We enter the glass door of ISSUE future home – and there she meets us, sliding the endpin of her cello over the stone floor. That the quirky squeak and grinding notes born in the cello’s body are unusual is no news, but the way Okkyung literally gropes the air with sound creates the special connection within the space, placing the audience at the heart of mystic resonance. And we, startled, follow – become resonance ourselves – as all the listeners are a part of the sound, the echo of our footsteps is an element of the performance. Michelle with her conspiratorial wink inflates the air further, creates wind by running up and down the stairs, turning the revolving glass door, dancing the sound and playing it with her eyes.

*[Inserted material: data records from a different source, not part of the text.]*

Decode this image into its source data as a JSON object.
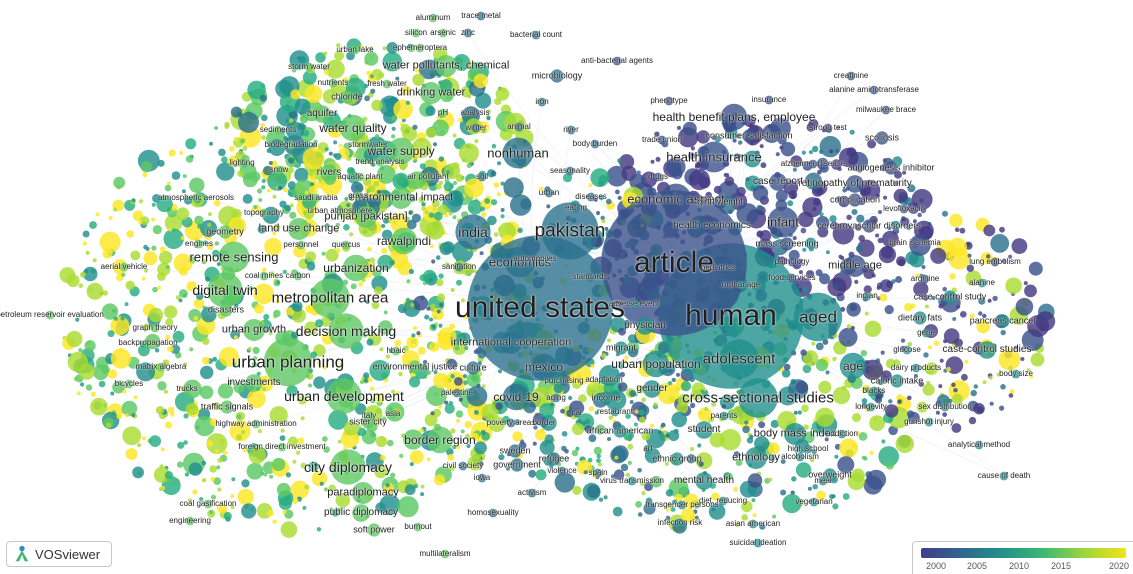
{
  "app": {
    "name": "VOSviewer"
  },
  "legend": {
    "ticks": [
      "2000",
      "2005",
      "2010",
      "2015",
      "2020"
    ],
    "colors": [
      "#3f3d8c",
      "#30678d",
      "#22928b",
      "#3fb870",
      "#9fd63c",
      "#f0e419"
    ]
  },
  "labels": [
    {
      "text": "united states",
      "size": 30
    },
    {
      "text": "human",
      "size": 30
    },
    {
      "text": "article",
      "size": 30
    },
    {
      "text": "pakistan",
      "size": 19
    },
    {
      "text": "aged",
      "size": 17
    },
    {
      "text": "urban planning",
      "size": 17
    },
    {
      "text": "adolescent",
      "size": 15
    },
    {
      "text": "metropolitan area",
      "size": 15
    },
    {
      "text": "cross-sectional studies",
      "size": 15
    },
    {
      "text": "decision making",
      "size": 14
    },
    {
      "text": "urban development",
      "size": 14
    },
    {
      "text": "city diplomacy",
      "size": 14
    },
    {
      "text": "digital twin",
      "size": 14
    },
    {
      "text": "india",
      "size": 14
    },
    {
      "text": "economics",
      "size": 13
    },
    {
      "text": "infant",
      "size": 13
    },
    {
      "text": "health insurance",
      "size": 13
    },
    {
      "text": "economic aspect",
      "size": 13
    },
    {
      "text": "nonhuman",
      "size": 13
    },
    {
      "text": "remote sensing",
      "size": 13
    },
    {
      "text": "water quality",
      "size": 12
    },
    {
      "text": "water supply",
      "size": 12
    },
    {
      "text": "urbanization",
      "size": 12
    },
    {
      "text": "rawalpindi",
      "size": 12
    },
    {
      "text": "covid-19",
      "size": 12
    },
    {
      "text": "border region",
      "size": 12
    },
    {
      "text": "mexico",
      "size": 12
    },
    {
      "text": "urban population",
      "size": 12
    },
    {
      "text": "health benefit plans, employee",
      "size": 12
    },
    {
      "text": "drinking water",
      "size": 11
    },
    {
      "text": "water pollutants, chemical",
      "size": 11
    },
    {
      "text": "environmental impact",
      "size": 11
    },
    {
      "text": "punjab [pakistan]",
      "size": 11
    },
    {
      "text": "land use change",
      "size": 11
    },
    {
      "text": "urban growth",
      "size": 11
    },
    {
      "text": "body mass index",
      "size": 11
    },
    {
      "text": "age",
      "size": 12
    },
    {
      "text": "middle age",
      "size": 11
    },
    {
      "text": "ethnology",
      "size": 11
    },
    {
      "text": "international cooperation",
      "size": 11
    },
    {
      "text": "paradiplomacy",
      "size": 11
    },
    {
      "text": "public diplomacy",
      "size": 10
    },
    {
      "text": "rivers",
      "size": 10
    },
    {
      "text": "investments",
      "size": 10
    },
    {
      "text": "gender",
      "size": 10
    },
    {
      "text": "mental health",
      "size": 10
    },
    {
      "text": "student",
      "size": 10
    },
    {
      "text": "retinopathy of prematurity",
      "size": 10
    },
    {
      "text": "case report",
      "size": 10
    },
    {
      "text": "case control study",
      "size": 9
    },
    {
      "text": "case-control studies",
      "size": 10
    },
    {
      "text": "pancreas cancer",
      "size": 9
    },
    {
      "text": "health economics",
      "size": 10
    },
    {
      "text": "physician",
      "size": 10
    },
    {
      "text": "environmental justice",
      "size": 9
    },
    {
      "text": "african american",
      "size": 9
    },
    {
      "text": "refugee",
      "size": 9
    },
    {
      "text": "government",
      "size": 9
    },
    {
      "text": "sweden",
      "size": 9
    },
    {
      "text": "aquifer",
      "size": 10
    },
    {
      "text": "chloride",
      "size": 9
    },
    {
      "text": "fresh water",
      "size": 8
    },
    {
      "text": "nutrients",
      "size": 8
    },
    {
      "text": "storm water",
      "size": 8
    },
    {
      "text": "stormwater",
      "size": 8
    },
    {
      "text": "sediments",
      "size": 8
    },
    {
      "text": "biodegradation",
      "size": 8
    },
    {
      "text": "urban lake",
      "size": 8
    },
    {
      "text": "ephemeroptera",
      "size": 8
    },
    {
      "text": "silicon",
      "size": 8
    },
    {
      "text": "arsenic",
      "size": 8
    },
    {
      "text": "zinc",
      "size": 8
    },
    {
      "text": "aluminum",
      "size": 8
    },
    {
      "text": "trace metal",
      "size": 8
    },
    {
      "text": "bacterial count",
      "size": 8
    },
    {
      "text": "anti-bacterial agents",
      "size": 8
    },
    {
      "text": "microbiology",
      "size": 9
    },
    {
      "text": "iron",
      "size": 8
    },
    {
      "text": "pH",
      "size": 8
    },
    {
      "text": "analysis",
      "size": 8
    },
    {
      "text": "winter",
      "size": 8
    },
    {
      "text": "animal",
      "size": 8
    },
    {
      "text": "river",
      "size": 8
    },
    {
      "text": "body burden",
      "size": 8
    },
    {
      "text": "phenotype",
      "size": 8
    },
    {
      "text": "insurance",
      "size": 8
    },
    {
      "text": "trade union",
      "size": 8
    },
    {
      "text": "consumer satisfaction",
      "size": 9
    },
    {
      "text": "stroop test",
      "size": 8
    },
    {
      "text": "scoliosis",
      "size": 9
    },
    {
      "text": "milwaukee brace",
      "size": 8
    },
    {
      "text": "creatinine",
      "size": 8
    },
    {
      "text": "alanine aminotransferase",
      "size": 8
    },
    {
      "text": "alzheimer disease",
      "size": 8
    },
    {
      "text": "angiogenesis inhibitor",
      "size": 9
    },
    {
      "text": "complication",
      "size": 9
    },
    {
      "text": "birth weight",
      "size": 9
    },
    {
      "text": "levofloxacin",
      "size": 8
    },
    {
      "text": "cerebrovascular disorders",
      "size": 9
    },
    {
      "text": "brain ischemia",
      "size": 8
    },
    {
      "text": "mass screening",
      "size": 9
    },
    {
      "text": "lung embolism",
      "size": 8
    },
    {
      "text": "pathology",
      "size": 8
    },
    {
      "text": "pediatrics",
      "size": 8
    },
    {
      "text": "food services",
      "size": 8
    },
    {
      "text": "orphanage",
      "size": 8
    },
    {
      "text": "arginine",
      "size": 8
    },
    {
      "text": "alanine",
      "size": 8
    },
    {
      "text": "indian",
      "size": 8
    },
    {
      "text": "dietary fats",
      "size": 9
    },
    {
      "text": "gene",
      "size": 8
    },
    {
      "text": "glucose",
      "size": 8
    },
    {
      "text": "dairy products",
      "size": 8
    },
    {
      "text": "caloric intake",
      "size": 9
    },
    {
      "text": "body size",
      "size": 8
    },
    {
      "text": "lighting",
      "size": 8
    },
    {
      "text": "snow",
      "size": 8
    },
    {
      "text": "trend analysis",
      "size": 8
    },
    {
      "text": "aquatic plant",
      "size": 8
    },
    {
      "text": "air pollutant",
      "size": 8
    },
    {
      "text": "soil",
      "size": 8
    },
    {
      "text": "atmospheric aerosols",
      "size": 8
    },
    {
      "text": "saudi arabia",
      "size": 8
    },
    {
      "text": "grass",
      "size": 8
    },
    {
      "text": "topography",
      "size": 8
    },
    {
      "text": "urban atmosphere",
      "size": 8
    },
    {
      "text": "geometry",
      "size": 9
    },
    {
      "text": "engines",
      "size": 8
    },
    {
      "text": "personnel",
      "size": 8
    },
    {
      "text": "quercus",
      "size": 8
    },
    {
      "text": "aerial vehicle",
      "size": 8
    },
    {
      "text": "coal mines",
      "size": 8
    },
    {
      "text": "carbon",
      "size": 8
    },
    {
      "text": "sanitation",
      "size": 8
    },
    {
      "text": "automobiles",
      "size": 8
    },
    {
      "text": "standards",
      "size": 8
    },
    {
      "text": "petroleum reservoir evaluation",
      "size": 8
    },
    {
      "text": "disasters",
      "size": 9
    },
    {
      "text": "graph theory",
      "size": 8
    },
    {
      "text": "backpropagation",
      "size": 8
    },
    {
      "text": "bicycles",
      "size": 8
    },
    {
      "text": "matrix algebra",
      "size": 8
    },
    {
      "text": "trucks",
      "size": 8
    },
    {
      "text": "traffic signals",
      "size": 9
    },
    {
      "text": "highway administration",
      "size": 8
    },
    {
      "text": "foreign direct investment",
      "size": 8
    },
    {
      "text": "sister city",
      "size": 9
    },
    {
      "text": "italy",
      "size": 8
    },
    {
      "text": "asia",
      "size": 8
    },
    {
      "text": "palestine",
      "size": 8
    },
    {
      "text": "culture",
      "size": 9
    },
    {
      "text": "purchasing",
      "size": 8
    },
    {
      "text": "adaptation",
      "size": 8
    },
    {
      "text": "aging",
      "size": 8
    },
    {
      "text": "income",
      "size": 9
    },
    {
      "text": "migrant",
      "size": 9
    },
    {
      "text": "adverse event",
      "size": 8
    },
    {
      "text": "car",
      "size": 8
    },
    {
      "text": "restaurant",
      "size": 8
    },
    {
      "text": "poverty areas",
      "size": 8
    },
    {
      "text": "border",
      "size": 8
    },
    {
      "text": "art",
      "size": 8
    },
    {
      "text": "ethnic group",
      "size": 9
    },
    {
      "text": "parents",
      "size": 8
    },
    {
      "text": "addiction",
      "size": 8
    },
    {
      "text": "high school",
      "size": 8
    },
    {
      "text": "alcoholism",
      "size": 8
    },
    {
      "text": "meal",
      "size": 8
    },
    {
      "text": "overweight",
      "size": 9
    },
    {
      "text": "vegetarian",
      "size": 8
    },
    {
      "text": "diet, reducing",
      "size": 8
    },
    {
      "text": "asian american",
      "size": 8
    },
    {
      "text": "suicidal ideation",
      "size": 8
    },
    {
      "text": "transgender persons",
      "size": 8
    },
    {
      "text": "infection risk",
      "size": 8
    },
    {
      "text": "virus transmission",
      "size": 8
    },
    {
      "text": "spain",
      "size": 8
    },
    {
      "text": "violence",
      "size": 8
    },
    {
      "text": "iowa",
      "size": 8
    },
    {
      "text": "civil society",
      "size": 8
    },
    {
      "text": "activism",
      "size": 8
    },
    {
      "text": "homosexuality",
      "size": 8
    },
    {
      "text": "burnout",
      "size": 8
    },
    {
      "text": "soft power",
      "size": 9
    },
    {
      "text": "multilateralism",
      "size": 8
    },
    {
      "text": "coal gasification",
      "size": 8
    },
    {
      "text": "engineering",
      "size": 8
    },
    {
      "text": "analytical method",
      "size": 8
    },
    {
      "text": "cause of death",
      "size": 8
    },
    {
      "text": "gunshot injury",
      "size": 8
    },
    {
      "text": "sex distribution",
      "size": 8
    },
    {
      "text": "longevity",
      "size": 8
    },
    {
      "text": "blacks",
      "size": 8
    },
    {
      "text": "hbaic",
      "size": 8
    },
    {
      "text": "urban",
      "size": 8
    },
    {
      "text": "seasonality",
      "size": 8
    },
    {
      "text": "eating",
      "size": 8
    },
    {
      "text": "diseases",
      "size": 8
    },
    {
      "text": "drugs",
      "size": 8
    },
    {
      "text": "season",
      "size": 8
    }
  ]
}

As we (listeners and performers) enter the theatre space, the sonorous pallet becomes more abundant – acoustical landscape here is enriched with balustrades, Corinthian columns, and vaulted ceilings. More listeners – randomly scattered on the chairs around the place, laying on the floor, following the performers – each one’s experience is genuinely unique. It is the cello we came to indulge our ears with – its rich overtones, wide pitch range and sonorous variety in the body and strings. But not only the ears rejoice – our whole bodies transform into instruments, feeling how sound is born between the ribs.
With her sonorous explorations Okkyung Lee appears to be the truest follower of John Cage – “getting rid of the glue” and letting the sounds be themselves. This is the present history of experimental music.